1861-1915 yılları arasında sekiz mutasarrıfın görev yaptığı Lübnan, tarihinin en sakin dönemlerinden birini yaşamıştır. Yeni dönemde siyasî beklentilerine karşılık bulamaması sebebiyle birkaç defa isyan eden Mârûnî lideri Yûsuf Kerem’in Ocak 1867’deki ağır yenilgisinin ardından Avrupa’ya sürgüne gönderilmesiyle mutasarrıflığın otoritesi Lübnan genelinde tesis edilmişti. Mârûnîler’in Fransızlar’la yakın ilişkisinin getirdiği bazı şikâyetler ve Yûsuf Kerem taraftarlarının mutasarrıflık karşıtı tavırları bir tarafa bırakılırsa bu dönemde ciddi bir kargaşa yaşanmamıştır. Dürzîler için yeni uygulama, yoğunlukla yaşadıkları yerlerin mutasarrıflık sınırları dışında bırakılmış olmasından ötürü olumsuz sonuçlar vermiş ve siyasî ağırlıklarını giderek kaybetmişlerdir.

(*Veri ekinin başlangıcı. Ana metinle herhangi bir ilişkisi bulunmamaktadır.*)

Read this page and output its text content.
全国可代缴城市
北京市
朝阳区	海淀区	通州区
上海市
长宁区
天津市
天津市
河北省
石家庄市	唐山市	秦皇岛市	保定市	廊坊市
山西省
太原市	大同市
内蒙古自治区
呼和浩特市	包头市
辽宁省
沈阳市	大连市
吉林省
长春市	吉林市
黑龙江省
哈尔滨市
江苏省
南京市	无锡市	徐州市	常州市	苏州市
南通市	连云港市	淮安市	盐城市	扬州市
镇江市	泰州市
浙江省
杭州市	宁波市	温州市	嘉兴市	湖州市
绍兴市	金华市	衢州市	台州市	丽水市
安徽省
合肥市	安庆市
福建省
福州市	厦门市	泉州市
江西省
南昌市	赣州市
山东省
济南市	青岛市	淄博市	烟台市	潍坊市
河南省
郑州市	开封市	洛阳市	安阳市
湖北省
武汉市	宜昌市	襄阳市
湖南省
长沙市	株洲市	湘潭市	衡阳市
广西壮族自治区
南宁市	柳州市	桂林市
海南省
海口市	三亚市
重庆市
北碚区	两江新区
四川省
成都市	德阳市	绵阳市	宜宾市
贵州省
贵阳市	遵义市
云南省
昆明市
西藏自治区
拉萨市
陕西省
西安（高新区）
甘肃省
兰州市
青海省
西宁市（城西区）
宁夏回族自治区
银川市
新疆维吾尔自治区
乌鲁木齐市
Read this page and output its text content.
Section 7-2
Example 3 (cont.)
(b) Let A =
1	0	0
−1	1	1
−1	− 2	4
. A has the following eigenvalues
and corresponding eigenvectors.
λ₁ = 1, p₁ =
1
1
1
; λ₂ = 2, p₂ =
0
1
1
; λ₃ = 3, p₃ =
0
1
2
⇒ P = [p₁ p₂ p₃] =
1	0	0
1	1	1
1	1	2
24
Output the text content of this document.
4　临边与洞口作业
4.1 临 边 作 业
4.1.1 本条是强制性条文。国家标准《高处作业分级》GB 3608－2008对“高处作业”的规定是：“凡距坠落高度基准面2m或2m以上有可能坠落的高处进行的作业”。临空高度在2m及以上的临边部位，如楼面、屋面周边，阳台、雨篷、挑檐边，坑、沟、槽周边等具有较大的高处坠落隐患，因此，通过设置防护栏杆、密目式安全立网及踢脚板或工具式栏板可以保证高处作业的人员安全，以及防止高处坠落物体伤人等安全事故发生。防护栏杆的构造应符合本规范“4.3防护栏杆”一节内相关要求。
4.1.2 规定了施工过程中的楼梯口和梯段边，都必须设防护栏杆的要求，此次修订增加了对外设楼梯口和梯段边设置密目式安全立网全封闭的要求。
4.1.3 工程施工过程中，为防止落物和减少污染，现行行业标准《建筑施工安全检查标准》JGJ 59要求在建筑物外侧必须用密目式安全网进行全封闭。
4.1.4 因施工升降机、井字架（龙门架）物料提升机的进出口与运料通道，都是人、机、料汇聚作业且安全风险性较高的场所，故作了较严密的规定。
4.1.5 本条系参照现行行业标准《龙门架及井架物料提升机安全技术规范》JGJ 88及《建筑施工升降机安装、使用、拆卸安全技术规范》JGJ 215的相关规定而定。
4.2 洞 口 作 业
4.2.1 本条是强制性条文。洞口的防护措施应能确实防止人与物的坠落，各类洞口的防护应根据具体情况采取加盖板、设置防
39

I. Dünya Savaşı sebebiyle Lübnan hakkındaki milletlerarası protokol Osmanlı Devleti tarafından 11 Temmuz 1915’te tek taraflı olarak ilga edilmiş ve Dahiliye Nezâreti müslüman mutasarrıflar tayin etmeye başlamıştır. Savaş yıllarında Ali Münif Bey (Eylül 1915 – Mayıs 1916), İsmâil Hakkı Bey (Mayıs 1916 – Ağustos 1918) ve Mümtaz Bey (Ağustos-Eylül 1918) Lübnan’da mutasarrıflık görevlerinde bulunmuşlardır. İsmâil Hakkı Bey, Osmanlı döneminin son yıllarında Lübnan hakkında hazırlattığı Lübnân: mebâḥis̱ ʿilmiyye ve ictimâʿiyye adlı eserle (Beyrut 1334/1918) kalıcı bir iz bırakmıştır.

1918’den Günümüze Kadar. Lübnan 1918 Ekim başında İngiliz ve Fransız kuvvetlerince işgal edildi. Son Osmanlı mutasarrıfı Mümtaz Bey idareyi müslüman eşraftan Ömer Dâûk’a bırakmıştı. Kısa süre sonra Suriye’de bulunan Faysal’ın temsilcisi Şükrü Paşa el-Eyyûbî bir askerî birlikle Beyrut’a geldi ve Şerîf Hüseyin’e bağlı Arap hükümetini ilân etti. Ancak 8 Ekim 1918’de Fransız Generali de Piepape, Lübnan yönetimine el koyarak bir haftalık Arap hükümetine son verdi. Nisan 1920’de yapılan San Remo Konferansı’nda Lübnan Suriye ile birlikte Fransa manda yönetimine devredildi. Fransa Eylül 1921’de Büyük Lübnan Devleti’nin kurulduğunu ilân etti. Osmanlı dönemindeki Lübnan mutasarrıflığının genişletilmesiyle oluşturulan yeni devletin sınırları kuzeyde Kebîr ırmağı, doğuda Antilübnan dağlarının zirvesi, Ba‘lebek ile beraber Bikā‘ın tamamına yakını, güneyde ise Sayda ve Sûr şehirlerini içine alacak şekilde belirlenmişti. Bu şekilde ağırlıklı olarak müslüman nüfusu içine almış olan yeni devletin yüzölçümü 10.452 km2 olup başşehri Beyrut’tur. Lübnan’da Fransız manda yönetimi Temmuz 1922’de Milletler Cemiyeti tarafından onaylandı.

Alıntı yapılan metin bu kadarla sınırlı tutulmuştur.